Restart Lines over 2 different voltages

3.3v <---RST---> 5V

So if I have an input restart line which is 5v and I use resistors to divide it down to 3.3v, will that mess up the restart on the 5v system?

3.3v <---RST (Expecting 5V input)---> 3.3V

And if I move the project to another system that uses 3.3v would I need an amplifier to 5v so that it can go through the resistor dividers and would that mess up the RST line.

Or is there a simpler way to all of this?

What systems are we talking about?

Are asking if you have a logic level 0 to 3.3V and you apply that to a 5V system, will it cause any problems?

You need to check the specs/data of the 5V controller, some will accept 3.3V as a logic HIGH.

Tom… :slight_smile:

No idea what you're doing... but for the vast majority of 5V systems a 3.3V signal will read as high. In case of a 5V Arduino, anything over about 2.5V will read high (that's my real world experience - the spec guarantees a high signal for 0.6*Vcc or 3.0V for a 5V system, the actual changeover point is of course below that and varies between individual chips).

So 3.3V on a RESET pin of a 5V system will most likely not cause it to reset, but do refer to the datasheet of your specific device for the details.

or possibly a couple of (schottky or germanium) diodes (anode to -RST pins), then (assuming the correct pull-up on each pin, by putting a 0V state on the cathodes will reset both devices.

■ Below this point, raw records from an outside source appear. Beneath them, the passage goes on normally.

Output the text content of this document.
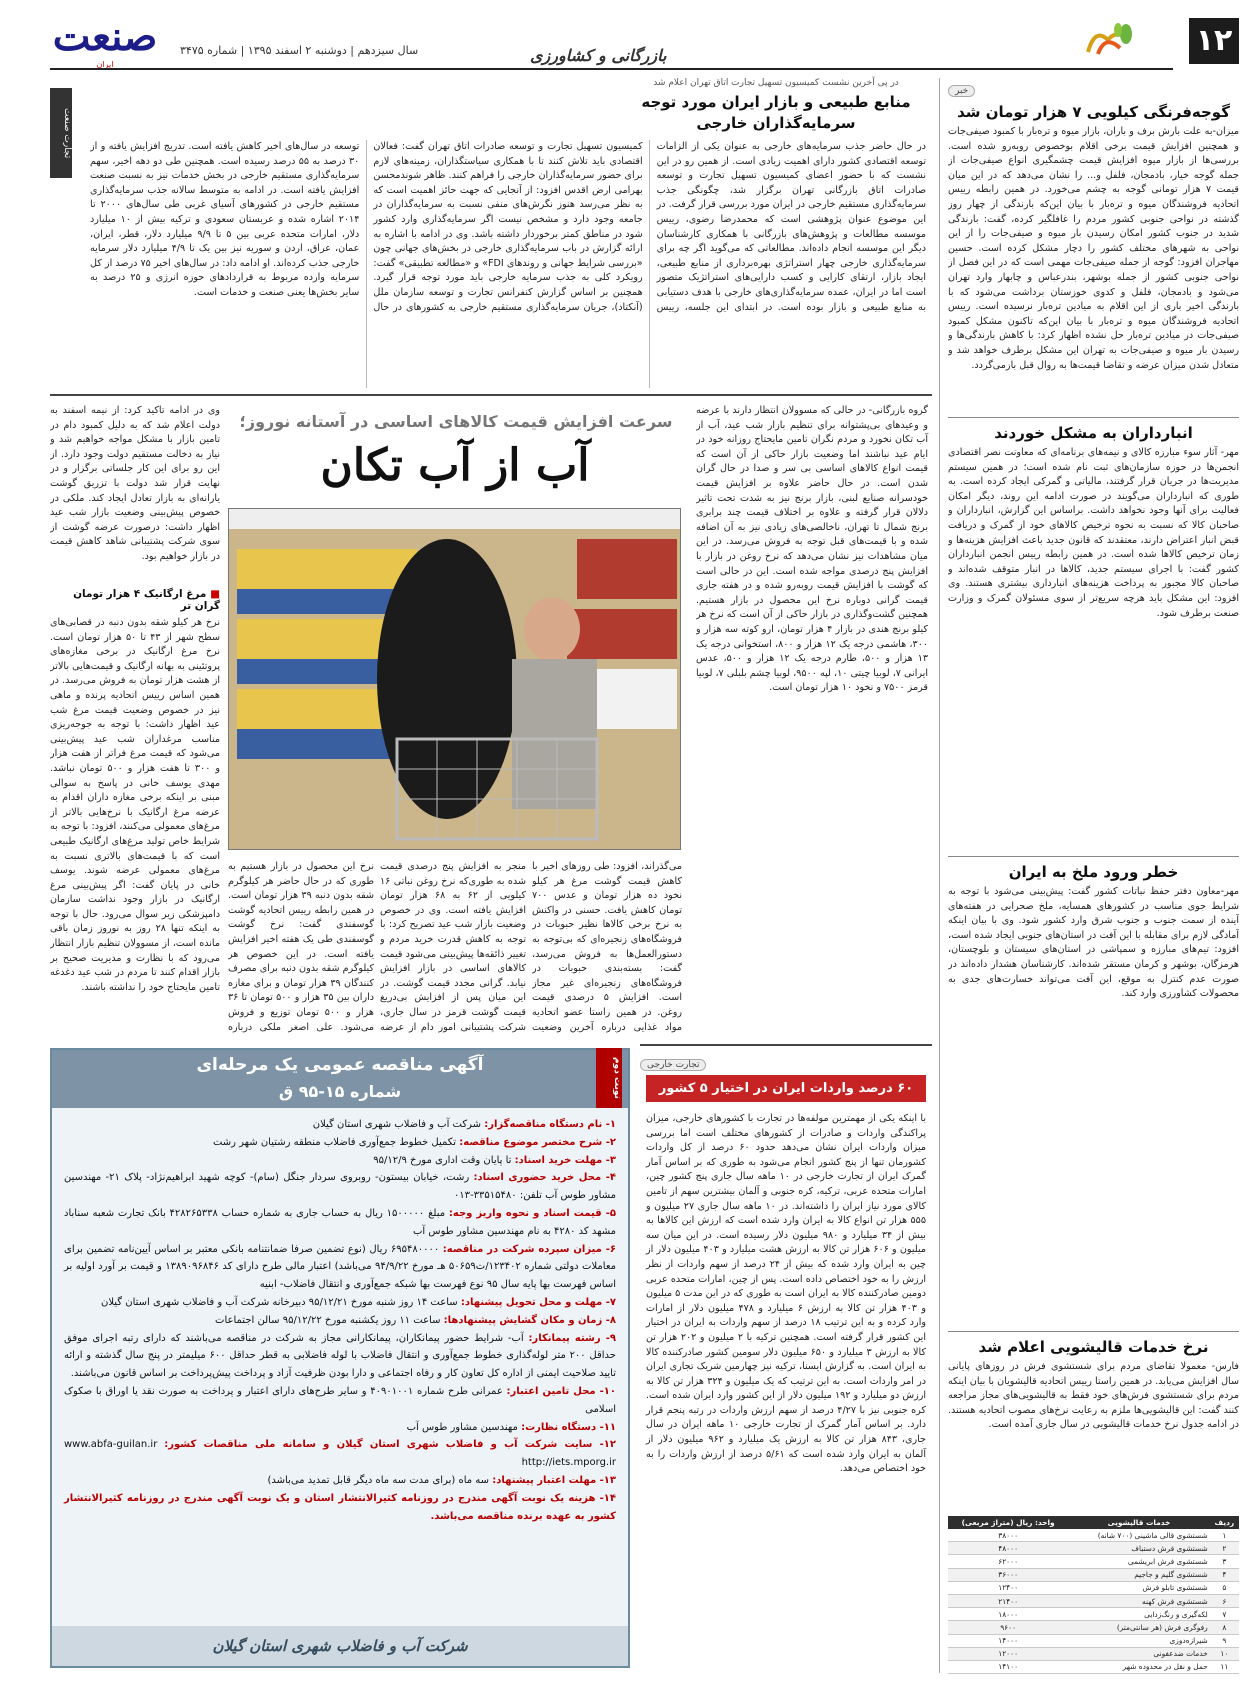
۱۲
بازرگانی و کشاورزی
سال سیزدهم | دوشنبه ۲ اسفند ۱۳۹۵ | شماره ۳۴۷۵
صنعت
ایران
خبر
گوجه‌فرنگی کیلویی ۷ هزار تومان شد
میزان-به علت بارش برف و باران، بازار میوه و تره‌بار با کمبود صیفی‌جات و همچنین افزایش قیمت برخی اقلام بوخصوص روبه‌رو شده است. بررسی‌ها از بازار میوه افزایش قیمت چشمگیری انواع صیفی‌جات از جمله گوجه خیار، بادمجان، فلفل و... را نشان می‌دهد که در این میان قیمت ۷ هزار تومانی گوجه به چشم می‌خورد. در همین رابطه رییس اتحادیه فروشندگان میوه و تره‌بار با بیان این‌که بارندگی از چهار روز گذشته در نواحی جنوبی کشور مردم را غافلگیر کرده، گفت: بارندگی شدید در جنوب کشور امکان رسیدن بار میوه و صیفی‌جات را از این نواحی به شهرهای مختلف کشور را دچار مشکل کرده است. حسین مهاجران افزود: گوجه از جمله صیفی‌جات مهمی است که در این فصل از نواحی جنوبی کشور از جمله بوشهر، بندرعباس و چابهار وارد تهران می‌شود و بادمجان، فلفل و کدوی خوزستان برداشت می‌شود که با بارندگی اخیر باری از این اقلام به میادین تره‌بار نرسیده است. رییس اتحادیه فروشندگان میوه و تره‌بار با بیان این‌که تاکنون مشکل کمبود صیفی‌جات در میادین تره‌بار حل نشده اظهار کرد: با کاهش بارندگی‌ها و رسیدن بار میوه و صیفی‌جات به تهران این مشکل برطرف خواهد شد و متعادل شدن میزان عرضه و تقاضا قیمت‌ها به روال قبل بازمی‌گردد.
انبارداران به مشکل خوردند
مهر- آثار سوء مبارزه کالای و نیمه‌های برنامه‌ای که معاونت نصر اقتصادی انجمن‌ها در حوزه سازمان‌های ثبت نام شده است؛ در همین سیستم مدیریت‌ها در جریان قرار گرفتند، مالیاتی و گمرکی ایجاد کرده است. به طوری که انبارداران می‌گویند در صورت ادامه این روند، دیگر امکان فعالیت برای آنها وجود نخواهد داشت. براساس این گزارش، انبارداران و صاحبان کالا که نسبت به نحوه ترخیص کالاهای خود از گمرک و دریافت قبض انبار اعتراض دارند، معتقدند که قانون جدید باعث افزایش هزینه‌ها و زمان ترخیص کالاها شده است. در همین رابطه رییس انجمن انبارداران کشور گفت: با اجرای سیستم جدید، کالاها در انبار متوقف شده‌اند و صاحبان کالا مجبور به پرداخت هزینه‌های انبارداری بیشتری هستند. وی افزود: این مشکل باید هرچه سریع‌تر از سوی مسئولان گمرک و وزارت صنعت برطرف شود.
خطر ورود ملخ به ایران
مهر-معاون دفتر حفظ نباتات کشور گفت: پیش‌بینی می‌شود با توجه به شرایط جوی مناسب در کشورهای همسایه، ملخ صحرایی در هفته‌های آینده از سمت جنوب و جنوب شرق وارد کشور شود. وی با بیان اینکه آمادگی لازم برای مقابله با این آفت در استان‌های جنوبی ایجاد شده است، افزود: تیم‌های مبارزه و سمپاشی در استان‌های سیستان و بلوچستان، هرمزگان، بوشهر و کرمان مستقر شده‌اند. کارشناسان هشدار داده‌اند در صورت عدم کنترل به موقع، این آفت می‌تواند خسارت‌های جدی به محصولات کشاورزی وارد کند.
نرخ خدمات قالیشویی اعلام شد
فارس- معمولا تقاضای مردم برای شستشوی فرش در روزهای پایانی سال افزایش می‌یابد. در همین راستا رییس اتحادیه قالیشویان با بیان اینکه مردم برای شستشوی فرش‌های خود فقط به قالیشویی‌های مجاز مراجعه کنند گفت: این قالیشویی‌ها ملزم به رعایت نرخ‌های مصوب اتحادیه هستند. در ادامه جدول نرخ خدمات قالیشویی در سال جاری آمده است.
ردیف	خدمات قالیشویی	واحد: ریال (متراژ مربعی)
۱	شستشوی قالی ماشینی (۷۰۰ شانه)	۳۸۰۰۰
۲	شستشوی فرش دستباف	۴۸۰۰۰
۳	شستشوی فرش ابریشمی	۶۲۰۰۰
۴	شستشوی گلیم و جاجیم	۳۶۰۰۰
۵	شستشوی تابلو فرش	۱۲۴۰۰
۶	شستشوی فرش کهنه	۲۱۴۰۰
۷	لکه‌گیری و رنگ‌زدایی	۱۸۰۰۰
۸	رفوگری فرش (هر سانتی‌متر)	۹۶۰۰
۹	شیرازه‌دوزی	۱۴۰۰۰
۱۰	خدمات ضدعفونی	۱۲۰۰۰
۱۱	حمل و نقل در محدوده شهر	۱۴۱۰۰
در پی آخرین نشست کمیسیون تسهیل تجارت اتاق تهران اعلام شد
منابع طبیعی و بازار ایران مورد توجه سرمایه‌گذاران خارجی
در حال حاضر جذب سرمایه‌های خارجی به عنوان یکی از الزامات توسعه اقتصادی کشور دارای اهمیت زیادی است. از همین رو در این نشست که با حضور اعضای کمیسیون تسهیل تجارت و توسعه صادرات اتاق بازرگانی تهران برگزار شد، چگونگی جذب سرمایه‌گذاری مستقیم خارجی در ایران مورد بررسی قرار گرفت. در این موضوع عنوان پژوهشی است که محمدرضا رضوی، رییس موسسه مطالعات و پژوهش‌های بازرگانی با همکاری کارشناسان دیگر این موسسه انجام داده‌اند. مطالعاتی که می‌گوید اگر چه برای سرمایه‌گذاری خارجی چهار استراتژی بهره‌برداری از منابع طبیعی، ایجاد بازار، ارتقای کارایی و کسب دارایی‌های استراتژیک متصور است اما در ایران، عمده سرمایه‌گذاری‌های خارجی با هدف دستیابی به منابع طبیعی و بازار بوده است. در ابتدای این جلسه، رییس کمیسیون تسهیل تجارت و توسعه صادرات اتاق تهران گفت: فعالان اقتصادی باید تلاش کنند تا با همکاری سیاستگذاران، زمینه‌های لازم برای حضور سرمایه‌گذاران خارجی را فراهم کنند. ظاهر شوندمحسن بهرامی ارض اقدس افزود: از آنجایی که جهت حائز اهمیت است که به نظر می‌رسد هنوز نگرش‌های منفی نسبت به سرمایه‌گذاران در جامعه وجود دارد و مشخص نیست اگر سرمایه‌گذاری وارد کشور شود در مناطق کمتر برخوردار داشته باشد. وی در ادامه با اشاره به ارائه گزارش در باب سرمایه‌گذاری خارجی در بخش‌های جهانی چون «بررسی شرایط جهانی و روندهای FDI» و «مطالعه تطبیقی» گفت: رویکرد کلی به جذب سرمایه خارجی باید مورد توجه قرار گیرد. همچنین بر اساس گزارش کنفرانس تجارت و توسعه سازمان ملل (آنکتاد)، جریان سرمایه‌گذاری مستقیم خارجی به کشورهای در حال توسعه در سال‌های اخیر کاهش یافته است. تدریج افزایش یافته و از ۳۰ درصد به ۵۵ درصد رسیده است. همچنین طی دو دهه اخیر، سهم سرمایه‌گذاری مستقیم خارجی در بخش خدمات نیز به نسبت صنعت افزایش یافته است. در ادامه به متوسط سالانه جذب سرمایه‌گذاری مستقیم خارجی در کشورهای آسیای غربی طی سال‌های ۲۰۰۰ تا ۲۰۱۴ اشاره شده و عربستان سعودی و ترکیه بیش از ۱۰ میلیارد دلار، امارات متحده عربی بین ۵ تا ۹/۹ میلیارد دلار، قطر، ایران، عمان، عراق، اردن و سوریه نیز بین یک تا ۴/۹ میلیارد دلار سرمایه خارجی جذب کرده‌اند. او ادامه داد: در سال‌های اخیر ۷۵ درصد از کل سرمایه وارده مربوط به قراردادهای حوزه انرژی و ۲۵ درصد به سایر بخش‌ها یعنی صنعت و خدمات است.
تجارت صنعت
سرعت افزایش قیمت کالاهای اساسی در آستانه نوروز؛
آب از آب تکان
گروه بازرگانی- در حالی که مسوولان انتظار دارند با عرضه و وعیدهای بی‌پشتوانه برای تنظیم بازار شب عید، آب از آب تکان نخورد و مردم نگران تامین مایحتاج روزانه خود در ایام عید نباشند اما وضعیت بازار حاکی از آن است که قیمت انواع کالاهای اساسی بی سر و صدا در حال گران شدن است. در حال حاضر علاوه بر افزایش قیمت خودسرانه صنایع لبنی، بازار برنج نیز به شدت تحت تاثیر دلالان قرار گرفته و علاوه بر اختلاف قیمت چند برابری برنج شمال تا تهران، ناخالصی‌های زیادی نیز به آن اضافه شده و با قیمت‌های قبل توجه به فروش می‌رسد. در این میان مشاهدات نیز نشان می‌دهد که نرخ روغن در بازار با افزایش پنج درصدی مواجه شده است. این در حالی است که گوشت با افزایش قیمت روبه‌رو شده و در هفته جاری قیمت گرانی دوباره نرخ این محصول در بازار هستیم. همچنین گشت‌وگذاری در بازار حاکی از آن است که نرخ هر کیلو برنج هندی در بازار ۴ هزار تومان، ارو کوته سه هزار و ۳۰۰، هاشمی درجه یک ۱۲ هزار و ۸۰۰، استخوانی درجه یک ۱۳ هزار و ۵۰۰، طارم درجه یک ۱۲ هزار و ۵۰۰، عدس ایرانی ۷، لوبیا چیتی ۱۰، لپه ۹۵۰۰، لوبیا چشم بلبلی ۷، لوبیا قرمز ۷۵۰۰ و نخود ۱۰ هزار تومان است.
می‌گذراند، افزود: طی روزهای اخیر با کاهش قیمت گوشت مرغ هر کیلو نخود ده هزار تومان و عدس ۷۰۰ تومان کاهش یافت. حسنی در واکنش به نرخ برخی کالاها نظیر حبوبات در فروشگاه‌های زنجیره‌ای که بی‌توجه به دستورالعمل‌ها به فروش می‌رسد، گفت: بسته‌بندی حبوبات در فروشگاه‌های زنجیره‌ای غیر مجاز است. افزایش ۵ درصدی قیمت روغن. در همین راستا عضو اتحادیه مواد غذایی درباره آخرین وضعیت
منجر به افزایش پنج درصدی قیمت شده به طوری‌که نرخ روغن نباتی ۱۶ کیلویی از ۶۲ به ۶۸ هزار تومان افزایش یافته است. وی در خصوص وضعیت بازار شب عید تصریح کرد: با توجه به کاهش قدرت خرید مردم و تغییر ذائقه‌ها پیش‌بینی می‌شود قیمت کالاهای اساسی در بازار افزایش نیابد. گرانی مجدد قیمت گوشت. در این میان پس از افزایش بی‌دریغ قیمت گوشت قرمز در سال جاری، شرکت پشتیبانی امور دام از عرضه
نرخ این محصول در بازار هستیم به طوری که در حال حاضر هر کیلوگرم شقه بدون دنبه ۳۹ هزار تومان است. در همین رابطه رییس اتحادیه گوشت گوسفندی گفت: نرخ گوشت گوسفندی طی یک هفته اخیر افزایش یافته است. در این خصوص هر کیلوگرم شقه بدون دنبه برای مصرف کنندگان ۳۹ هزار تومان و برای مغازه داران بین ۳۵ هزار و ۵۰۰ تومان تا ۳۶ هزار و ۵۰۰ تومان توزیع و فروش می‌شود. علی اصغر ملکی درباره
وی در ادامه تاکید کرد: از نیمه اسفند به دولت اعلام شد که به دلیل کمبود دام در تامین بازار با مشکل مواجه خواهیم شد و نیاز به دخالت مستقیم دولت وجود دارد. از این رو برای این کار جلساتی برگزار و در نهایت قرار شد دولت با تزریق گوشت یارانه‌ای به بازار تعادل ایجاد کند. ملکی در خصوص پیش‌بینی وضعیت بازار شب عید اظهار داشت: درصورت عرضه گوشت از سوی شرکت پشتیبانی شاهد کاهش قیمت در بازار خواهیم بود.
■ مرغ ارگانیک ۴ هزار تومان گران تر
نرخ هر کیلو شقه بدون دنبه در قصابی‌های سطح شهر از ۴۳ تا ۵۰ هزار تومان است. نرخ مرغ ارگانیک در برخی مغازه‌های پروتئینی به بهانه ارگانیک و قیمت‌هایی بالاتر از هشت هزار تومان به فروش می‌رسد. در همین اساس رییس اتحادیه پرنده و ماهی نیز در خصوص وضعیت قیمت مرغ شب عید اظهار داشت: با توجه به جوجه‌ریزی مناسب مرغداران شب عید پیش‌بینی می‌شود که قیمت مرغ فراتر از هفت هزار و ۳۰۰ تا هفت هزار و ۵۰۰ تومان نباشد. مهدی یوسف خانی در پاسخ به سوالی مبنی بر اینکه برخی مغازه داران اقدام به عرضه مرغ ارگانیک با نرخ‌هایی بالاتر از مرغ‌های معمولی می‌کنند، افزود: با توجه به شرایط خاص تولید مرغ‌های ارگانیک طبیعی است که با قیمت‌های بالاتری نسبت به مرغ‌های معمولی عرضه شوند. یوسف خانی در پایان گفت: اگر پیش‌بینی مرغ ارگانیک در بازار وجود نداشت سازمان دامپزشکی زیر سوال می‌رود. حال با توجه به اینکه تنها ۲۸ روز به نوروز زمان باقی مانده است، از مسوولان تنظیم بازار انتظار می‌رود که با نظارت و مدیریت صحیح بر بازار اقدام کنند تا مردم در شب عید دغدغه تامین مایحتاج خود را نداشته باشند.
تجارت خارجی
۶۰ درصد واردات ایران در اختیار ۵ کشور
با اینکه یکی از مهمترین مولفه‌ها در تجارت با کشورهای خارجی، میزان پراکندگی واردات و صادرات از کشورهای مختلف است اما بررسی میزان واردات ایران نشان می‌دهد حدود ۶۰ درصد از کل واردات کشورمان تنها از پنج کشور انجام می‌شود به طوری که بر اساس آمار گمرک ایران از تجارت خارجی در ۱۰ ماهه سال جاری پنج کشور چین، امارات متحده عربی، ترکیه، کره جنوبی و آلمان بیشترین سهم از تامین کالای مورد نیاز ایران را داشته‌اند. در ۱۰ ماهه سال جاری ۲۷ میلیون و ۵۵۵ هزار تن انواع کالا به ایران وارد شده است که ارزش این کالاها به بیش از ۳۴ میلیارد و ۹۸۰ میلیون دلار رسیده است. در این میان سه میلیون و ۶۰۶ هزار تن کالا به ارزش هشت میلیارد و ۴۰۳ میلیون دلار از چین به ایران وارد شده که بیش از ۲۴ درصد از سهم واردات از نظر ارزش را به خود اختصاص داده است. پس از چین، امارات متحده عربی دومین صادرکننده کالا به ایران است به طوری که در این مدت ۵ میلیون و ۴۰۳ هزار تن کالا به ارزش ۶ میلیارد و ۴۷۸ میلیون دلار از امارات وارد کرده و به این ترتیب ۱۸ درصد از سهم واردات به ایران در اختیار این کشور قرار گرفته است. همچنین ترکیه با ۲ میلیون و ۲۰۲ هزار تن کالا به ارزش ۳ میلیارد و ۶۵۰ میلیون دلار سومین کشور صادرکننده کالا به ایران است. به گزارش ایسنا، ترکیه نیز چهارمین شریک تجاری ایران در امر واردات است. به این ترتیب که یک میلیون و ۳۲۴ هزار تن کالا به ارزش دو میلیارد و ۱۹۲ میلیون دلار از این کشور وارد ایران شده است. کره جنوبی نیز با ۴/۲۷ درصد از سهم ارزش واردات در رتبه پنجم قرار دارد. بر اساس آمار گمرک از تجارت خارجی ۱۰ ماهه ایران در سال جاری، ۸۴۳ هزار تن کالا به ارزش یک میلیارد و ۹۶۲ میلیون دلار از آلمان به ایران وارد شده است که ۵/۶۱ درصد از ارزش واردات را به خود اختصاص می‌دهد.
آگهی مناقصه عمومی یک مرحله‌ای
شماره ۱۵-۹۵ ق
۱- نام دستگاه مناقصه‌گزار: شرکت آب و فاضلاب شهری استان گیلان
۲- شرح مختصر موضوع مناقصه: تکمیل خطوط جمع‌آوری فاضلاب منطقه رشتیان شهر رشت
۳- مهلت خرید اسناد: تا پایان وقت اداری مورخ ۹۵/۱۲/۹
۴- محل خرید حضوری اسناد: رشت، خیابان بیستون- روبروی سردار جنگل (سام)- کوچه شهید ابراهیم‌نژاد- پلاک ۲۱- مهندسین مشاور طوس آب تلفن: ۳۳۵۱۵۴۸۰-۰۱۳
۵- قیمت اسناد و نحوه واریز وجه: مبلغ ۱۵۰۰۰۰۰ ریال به حساب جاری به شماره حساب ۴۲۸۲۶۵۳۳۸ بانک تجارت شعبه سناباد مشهد کد ۴۲۸۰ به نام مهندسین مشاور طوس آب
۶- میزان سپرده شرکت در مناقصه: ۶۹۵۴۸۰۰۰۰ ریال (نوع تضمین صرفا ضمانتنامه بانکی معتبر بر اساس آیین‌نامه تضمین برای معاملات دولتی شماره ۱۲۳۴۰۲/ت۵۰۶۵۹ هـ مورخ ۹۴/۹/۲۲ می‌باشد) اعتبار مالی طرح دارای کد ۱۳۸۹۰۹۶۸۴۶ و قیمت بر آورد اولیه بر اساس فهرست بها پایه سال ۹۵ نوع فهرست بها شبکه جمع‌آوری و انتقال فاضلاب- ابنیه
۷- مهلت و محل تحویل پیشنهاد: ساعت ۱۴ روز شنبه مورخ ۹۵/۱۲/۲۱ دبیرخانه شرکت آب و فاضلاب شهری استان گیلان
۸- زمان و مکان گشایش پیشنهادها: ساعت ۱۱ روز یکشنبه مورخ ۹۵/۱۲/۲۲ سالن اجتماعات
۹- رشته پیمانکار: آب- شرایط حضور پیمانکاران، پیمانکارانی مجاز به شرکت در مناقصه می‌باشند که دارای رتبه اجرای موفق حداقل ۲۰۰ متر لوله‌گذاری خطوط جمع‌آوری و انتقال فاضلاب با لوله فاضلابی به قطر حداقل ۶۰۰ میلیمتر در پنج سال گذشته و ارائه تایید صلاحیت ایمنی از اداره کل تعاون کار و رفاه اجتماعی و دارا بودن ظرفیت آزاد و پرداخت پیش‌پرداخت بر اساس قانون می‌باشند.
۱۰- محل تامین اعتبار: عمرانی طرح شماره ۴۰۹۰۱۰۰۱ و سایر طرح‌های دارای اعتبار و پرداخت به صورت نقد یا اوراق با صکوک اسلامی
۱۱- دستگاه نظارت: مهندسین مشاور طوس آب
۱۲- سایت شرکت آب و فاضلاب شهری استان گیلان و سامانه ملی مناقصات کشور: www.abfa-guilan.ir http://iets.mporg.ir
۱۳- مهلت اعتبار پیشنهاد: سه ماه (برای مدت سه ماه دیگر قابل تمدید می‌باشد)
۱۴- هزینه یک نوبت آگهی مندرج در روزنامه کثیرالانتشار استان و یک نوبت آگهی مندرج در روزنامه کثیرالانتشار کشور به عهده برنده مناقصه می‌باشد.
شرکت آب و فاضلاب شهری استان گیلان
نوبت دوم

Thanks for all the help, unfortunately I'm designing a circuit to interface with an older retro and proprietary hardware so I don't have much information on it. I do know it's TTL and that a 3.3v signal will read as high but I didn't know a reset signal was the same as an io signal. I know the io signal will read as high that is 3.3v but I thought RESET/RST worked differently than an io signal. If it's the same then it shouldn't be a problem.

Thank you!

In response to your diode suggestion, I'll try both ways. Theres lots of ways to handle the RST signal but it's only needed for the programmer to program the arduino. The retro device does provide an RST signal but I don't see the point in it so in all honesty I may just output a 3.3v high when connected to the tro device and use the RST signal as is when connected to the arduino programmer.

Is that reset signal active high or active low?

Arduino reset signals are active low - i.e. they require a low signal (connect to GND) on the reset pin for a reset, during normal operations it's pulled up to Vcc.

You should also know what Vcc is for that unknown device, as the required input signal levels depend on Vcc, giving the maximum voltage guaranteed read as low, minimum voltage to guaranteed read as high, and the absolute maximum voltage it can handle on the input.

The RESET is active low on it as well and I know it's a TTL system that's compatible with the CMOS output of the microcontroller. So it should all work ok unless I'm misreading your reply.

Sounds like it will work just fine then.